Neil Young’s new audio format

Reply #246
To be fair, it's possible to interpret the original quote as meaning the "obviously inferior" MP3. When you've taken the stance that your format is superior, that wouldn't be an unreasonable logic. Not that I'm suggesting much credence be placed on it, since without specifying exactly what was compared and how, the statement remains useless.


Perhaps, but in the language of the industry, these days, hasn't "resolution" become synonymous with sample rate and bit depth? Isn't the sales pitch that it is sample rate and bit depth with determine resolution?
The most important audio cables are the ones in the brain

Neil Young’s new audio format

Reply #247
To be fair, it's possible to interpret the original quote as meaning the "obviously inferior" MP3. When you've taken the stance that your format is superior, that wouldn't be an unreasonable logic. Not that I'm suggesting much credence be placed on it, since without specifying exactly what was compared and how, the statement remains useless.

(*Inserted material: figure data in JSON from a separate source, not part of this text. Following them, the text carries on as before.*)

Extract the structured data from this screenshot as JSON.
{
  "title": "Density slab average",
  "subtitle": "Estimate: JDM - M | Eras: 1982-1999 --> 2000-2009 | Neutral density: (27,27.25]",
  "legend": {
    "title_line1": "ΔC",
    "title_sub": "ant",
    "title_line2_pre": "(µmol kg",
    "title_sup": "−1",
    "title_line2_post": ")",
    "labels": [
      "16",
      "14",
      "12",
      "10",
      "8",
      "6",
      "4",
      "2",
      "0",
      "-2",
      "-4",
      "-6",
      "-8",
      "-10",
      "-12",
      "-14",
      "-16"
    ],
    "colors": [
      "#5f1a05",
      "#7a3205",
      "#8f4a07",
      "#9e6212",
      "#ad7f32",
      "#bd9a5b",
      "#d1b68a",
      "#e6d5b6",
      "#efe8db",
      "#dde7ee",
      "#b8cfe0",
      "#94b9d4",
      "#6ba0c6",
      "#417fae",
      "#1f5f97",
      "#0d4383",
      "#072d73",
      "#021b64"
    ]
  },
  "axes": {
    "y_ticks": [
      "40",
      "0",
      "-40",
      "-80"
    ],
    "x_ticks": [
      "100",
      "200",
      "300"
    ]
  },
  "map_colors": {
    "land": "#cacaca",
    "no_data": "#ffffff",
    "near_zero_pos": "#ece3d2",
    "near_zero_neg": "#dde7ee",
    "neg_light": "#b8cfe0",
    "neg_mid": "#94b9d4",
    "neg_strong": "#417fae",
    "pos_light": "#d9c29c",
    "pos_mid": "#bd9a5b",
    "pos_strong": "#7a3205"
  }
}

Perhaps, but in the language of the industry, these days, hasn't "resolution" become synonymous with sample rate and bit depth? Isn't the sales pitch that it is sample rate and bit depth with determine resolution?


The language that some use differs from the science.  Resolution relates to bit depth, and sample rate relates to high frequency bandwidth.  This was all pretty well worked out, published, reviewed and agreed upon by the end of WWII. Some people are a tad late getting the memo.  Nothing new! ;-)

Neil Young’s new audio format

Reply #248
Sorry if that was posted already but i lost oversight. This review even tried some abx of pono against iphone and has reasonable reasoning.
The emperor has new clothes / Yahoo
Is troll-adiposity coming from feederism?
With 24bit music you can listen to silence much louder!

Neil Young’s new audio format

Reply #249
Yes and it was already discussed.  You could call it an ABX test if you like, but it was horribly flawed to the point of uselessness.